So many of you have probably noticed that I have been posting less frequently than usual. Part of the explanation for this is that I am pretty busy with helping the church and raising four little kids, as you all know. But as you also all know, whenever someone says they are “pretty busy”, this is usually not the entire truth. There’s always more going on there. So allow me a moment to give you the fuller story of why I find it hard to blog right now:
About this time last year, I began pondering the idea of publishing a memoir of my family’s experiences in 2009 – 2010, you know: cancer, church planting, pregnancy, miracles, all that stuff. And to my great surprise, even before I had put any real effort into the endeavor, a major Christian publisher was interested. So I wrote a few chapters, put together a slapdash book proposal and submitted it. And it got pretty far into the review process before it was rejected on the basis that I didn’t have enough “platform” to sell the book.
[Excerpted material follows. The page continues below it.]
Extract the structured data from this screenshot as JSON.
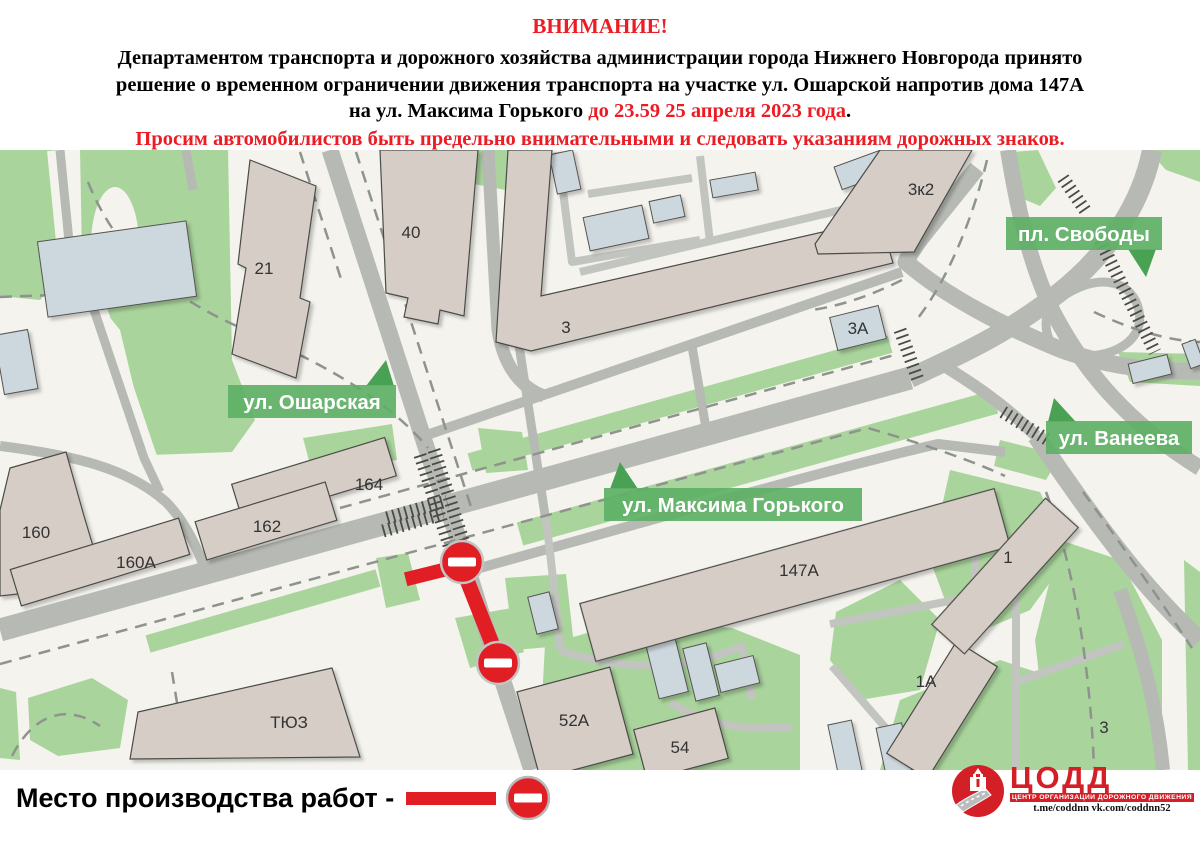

I was disappointed, but at the same time, I knew that I had not really put my best effort into the attempt, and so recommitted myself to getting published for real. This blog was a big part of that process. I started blogging regularly, and redesigned the page, with the hope of expanding my readership and sharpening my voice as a writer. I completed a full manuscript, a total of 50,000 words. And I got published in my first magazine, a little piece in Relevant Magazine. I thought to myself, “If I almost got published with no effort, surely this is enough to get the job done!” But it wasn’t – my proposal was again rejected by the publisher, for the same reason: not enough platform.
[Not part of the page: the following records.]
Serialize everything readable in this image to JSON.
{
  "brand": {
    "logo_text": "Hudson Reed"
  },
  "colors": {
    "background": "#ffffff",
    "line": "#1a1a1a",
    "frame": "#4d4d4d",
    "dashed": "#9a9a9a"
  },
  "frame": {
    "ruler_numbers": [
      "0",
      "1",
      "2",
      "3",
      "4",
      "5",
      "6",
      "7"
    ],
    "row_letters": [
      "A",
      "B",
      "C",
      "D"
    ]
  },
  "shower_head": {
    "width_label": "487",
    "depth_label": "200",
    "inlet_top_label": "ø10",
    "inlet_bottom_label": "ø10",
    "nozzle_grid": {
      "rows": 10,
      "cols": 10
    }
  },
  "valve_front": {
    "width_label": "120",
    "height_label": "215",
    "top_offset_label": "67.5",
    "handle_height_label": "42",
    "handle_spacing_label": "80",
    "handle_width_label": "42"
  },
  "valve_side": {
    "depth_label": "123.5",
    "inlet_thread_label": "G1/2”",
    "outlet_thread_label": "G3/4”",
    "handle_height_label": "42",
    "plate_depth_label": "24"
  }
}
This was disappointing, but I gritted my teeth and redoubled my efforts at getting published. I started blogging even more, and on more controversial topics like race and parenting. Instead of dealing with just one editor, I contacted over twenty publishers, basically anyone who would consider an unsolicited submission. I expanded my efforts to get published in magazines, and got my writings in Church Leaders, Prodigal Magazine, Relevant Magazine, Christianity Today (coming in 2013) and the Covenant Companion. One of these pieces even went viral after it was picked up by Hacker News, a very influential news aggregator. My proposal doubled in length, and was filled with endorsements from semi-famous people, and statistics as to why publishing this book was a safe financial bet.
And then, the Holy Grail: a feature article in the Washington Post about being a Korean-American pastor in a African-American neighborhood of DC. And best of all, the article did not portray me as a racist or an idiot. With this, I thought I had everything I needed to get published – I was a well published writer who had been featured in a major national newspaper, and had a complete manuscript detailing how God miraculously saved my wife and family from a terrible set of circumstances. This would surely be enough to get published. I submitted my vastly improved proposal to some of the biggest names in Christian publishing, and got serious consideration.
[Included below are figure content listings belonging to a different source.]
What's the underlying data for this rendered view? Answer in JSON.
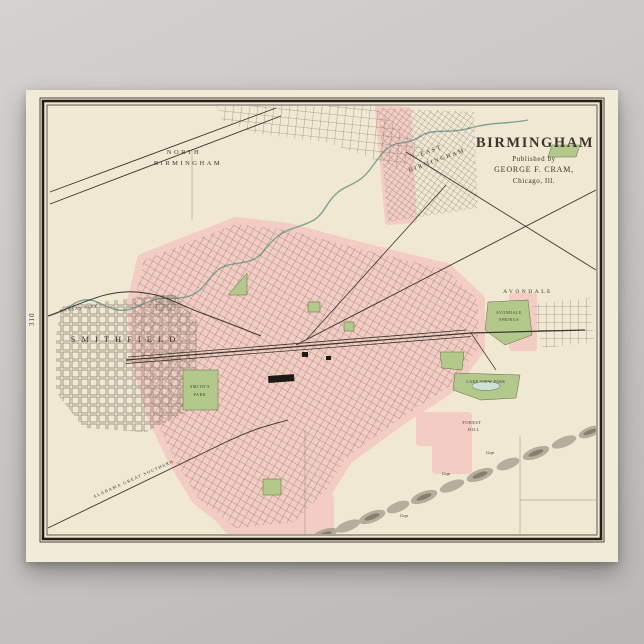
{
  "colors": {
    "page_bg": "#c9c7c4",
    "paper": "#f2ebd7",
    "map_field": "#f0e8d2",
    "urban_pink": "#f3ccc3",
    "park_green": "#b3c98b",
    "water_teal": "#78a496",
    "line_ink": "#3a352c",
    "frame_ink": "#221e19"
  },
  "title_block": {
    "title": "BIRMINGHAM",
    "published_by": "Published by",
    "publisher": "GEORGE F. CRAM,",
    "publisher_city": "Chicago, Ill."
  },
  "page_number": "310",
  "districts": {
    "north_birmingham": {
      "line1": "NORTH",
      "line2": "BIRMINGHAM"
    },
    "east_birmingham": {
      "line1": "EAST",
      "line2": "BIRMINGHAM"
    },
    "smithfield": {
      "label": "SMITHFIELD"
    },
    "avondale": {
      "label": "AVONDALE"
    }
  },
  "parks": {
    "smiths_park": {
      "line1": "SMITH'S",
      "line2": "PARK"
    },
    "lake_view_park": {
      "label": "LAKE VIEW PARK"
    },
    "avondale_springs": {
      "line1": "AVONDALE",
      "line2": "SPRINGS"
    },
    "forest_hill": {
      "line1": "FOREST",
      "line2": "HILL"
    }
  },
  "railroads": {
    "kansas_city": "KANSAS CITY",
    "alabama_great_southern": "ALABAMA GREAT SOUTHERN"
  },
  "ridge": {
    "gap_labels": [
      "Gap",
      "Gap",
      "Gap"
    ]
  }
}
But it was again rejected.
I was again disappointed. But this time, the disappointment appears to be sticking. I know that I have only been at this for a year, and have gotten pretty darn far in that year, I’ll admit that. But I don’t know what else to do – do I need to get featured in the NY Times? Get published in the same Christian publications…again? Blog twice as often, and on topics that are even more attention-grabbing? I don’t know if I can do that, or even want to do that. Friends and editors have suggested that because memoirs are so common, I completely rework the book into a self-help guide instead. I can’t manage to muster any enthusiasm for that idea either. I had one story in me to tell, and that was how God saved my wife from triple negative breast cancer while pregnant. I don’t have the motivation, nor the authority, to write a theological book on why God allows suffering.
So because publishing seems to be out of my reach, I have lost a lot of my motivation for writing. This lack of motivation is so severe that I frankly find it hard to write at all. Even the paragraphs above feel stilted and strange to me, like I’ve never written anything before. I’m hoping that this is just temporary, and I’ll soon get over my disappointment enough to recommit myself to writing, but I don’t know. I guess I just don’t know what the point is anymore… But please don’t take this too far – everything in my life is actually going very well! My bitter disappointment is limited to my lack of progress in getting the book published.
Anyway, that’s my update. I would actually really love to know your thoughts, as I think they would help me process things and plan some steps forward. So please leave a response, if you feel so inclined – thank you!!